I thought of the man I’d met yesterday, of those icy blue eyes and that calculating voice. He didn’t seem like the kind of man who’d step back. He did, however, seem like the kind of man who would lie about stepping back.
“So the pictures he’s taken of us…he went to all that effort to set up a potential blackmailing scheme and he’s just going to give that up?”
She bit her lip, checking over her shoulder and changing lanes again. I liked the way she drove—fast, capable, with a flavor of aggression that never actually translated into anything unsafe. “I don’t know,” she said a bit helplessly. “He seemed so determined and so yeah—it’s hard to imagine him going to all that effort just to leave, but I also don’t think he’d lie about it either.”

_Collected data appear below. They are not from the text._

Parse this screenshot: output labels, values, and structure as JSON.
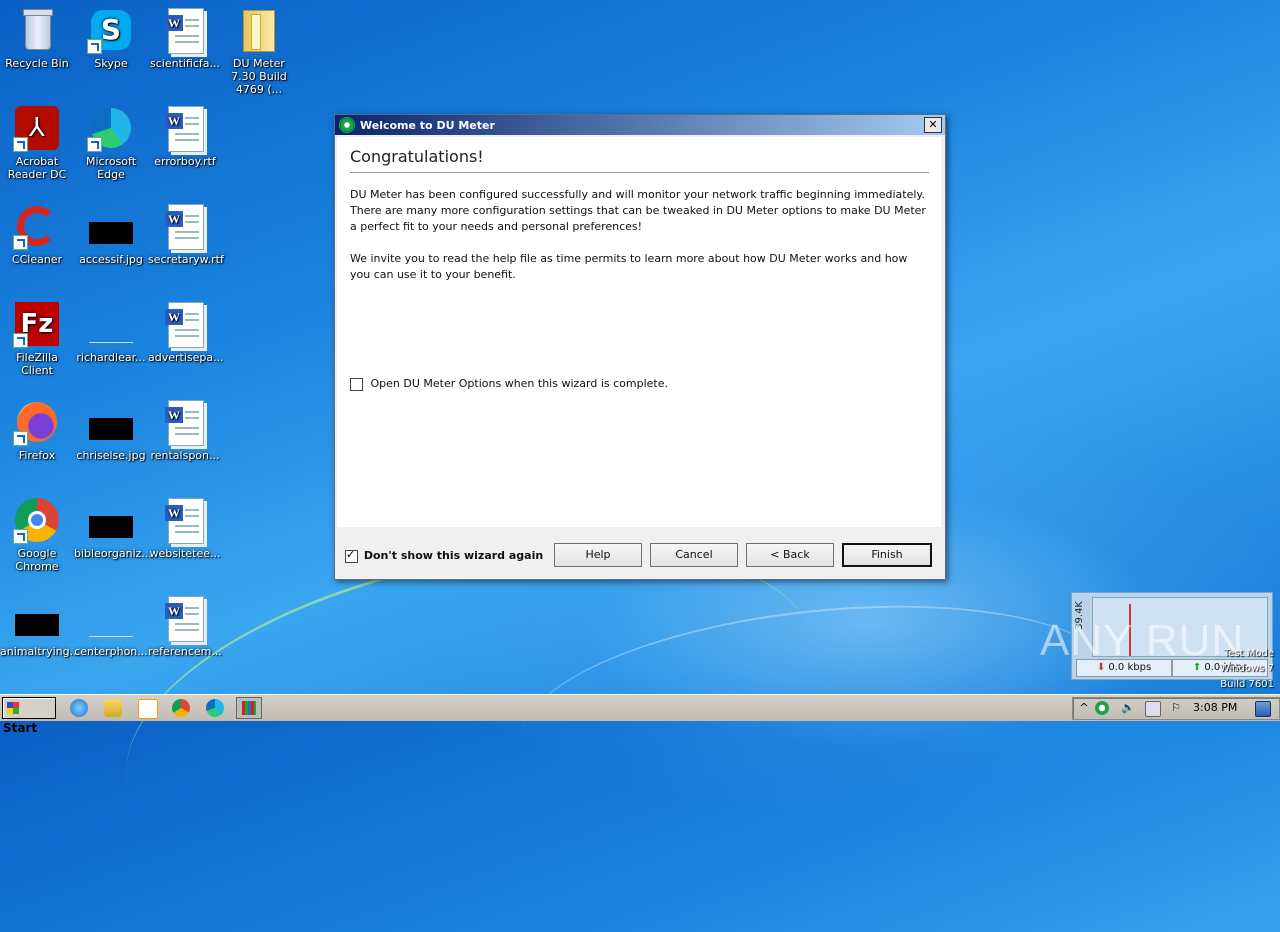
{
  "desktop": {
    "icons": [
      {
        "label": "Recycle Bin"
      },
      {
        "label": "Skype"
      },
      {
        "label": "scientificfa..."
      },
      {
        "label": "DU Meter 7.30 Build 4769 (..."
      },
      {
        "label": "Acrobat Reader DC"
      },
      {
        "label": "Microsoft Edge"
      },
      {
        "label": "errorboy.rtf"
      },
      {
        "label": "CCleaner"
      },
      {
        "label": "accessif.jpg"
      },
      {
        "label": "secretaryw.rtf"
      },
      {
        "label": "FileZilla Client"
      },
      {
        "label": "richardlear..."
      },
      {
        "label": "advertisepa..."
      },
      {
        "label": "Firefox"
      },
      {
        "label": "chriselse.jpg"
      },
      {
        "label": "rentalspon..."
      },
      {
        "label": "Google Chrome"
      },
      {
        "label": "bibleorganiz..."
      },
      {
        "label": "websitetee..."
      },
      {
        "label": "animaltrying..."
      },
      {
        "label": "centerphon..."
      },
      {
        "label": "referencem..."
      }
    ]
  },
  "dialog": {
    "title": "Welcome to DU Meter",
    "close_label": "✕",
    "heading": "Congratulations!",
    "para1": "DU Meter has been configured successfully and will monitor your network traffic beginning immediately. There are many more configuration settings that can be tweaked in DU Meter options to make DU Meter a perfect fit to your needs and personal preferences!",
    "para2": "We invite you to read the help file as time permits to learn more about how DU Meter works and how you can use it to your benefit.",
    "option_label": "Open DU Meter Options when this wizard is complete.",
    "option_checked": false,
    "dont_show_label": "Don't show this wizard again",
    "dont_show_checked": true,
    "buttons": {
      "help": "Help",
      "cancel": "Cancel",
      "back": "< Back",
      "finish": "Finish"
    }
  },
  "du_widget": {
    "scale_label": "39.4K",
    "download_rate": "0.0 kbps",
    "upload_rate": "0.0 kbps"
  },
  "watermark": "ANY RUN",
  "os_tag": {
    "line1": "Test Mode",
    "line2": "Windows 7",
    "line3": "Build 7601"
  },
  "taskbar": {
    "start_label": "Start",
    "clock": "3:08 PM"
  }
}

“I do,” I said under my breath.
She heard. “Look, Sterling is not a saint, but it’s not fair to demonize him just because he is my ex. Yes, he did bad things, but it’s not like he’s a psychopath. He’s just a spoiled boy who’s never had anyone say no to him. And I honestly don’t think he’ll do anything with those pictures.”
Is she defending him? It felt like she was defending him, and that pissed me off a little.
“Did he offer to return the files to you? Or even to delete them?”
“What? No. But—”
“Then I don’t think he’s planning on going anywhere,” I said, keeping my gaze on the window, where the dusk-covered fields were slowly turning into the sprawl of the city. “He said what he knew you wanted to hear, but this isn’t over, Poppy. It won’t be over for him until he gets what he wants. Which is you.”
Her hand slid over mine, and for a minute, I petulantly thought about ignoring it, about not lacing my fingers through hers, whether to hurt her or to show my disagreement, I wasn’t sure.
God, I was being such a tool.
When I grabbed her hand, I grabbed it tight. “I’m sorry,” I said. “It’s just—it’s like this trident pointed right at my heart. That I might lose you or lose my job—or both.”
“You’re not losing me,” she insisted, glancing over. “And you won’t lose your job. Unless you want to.”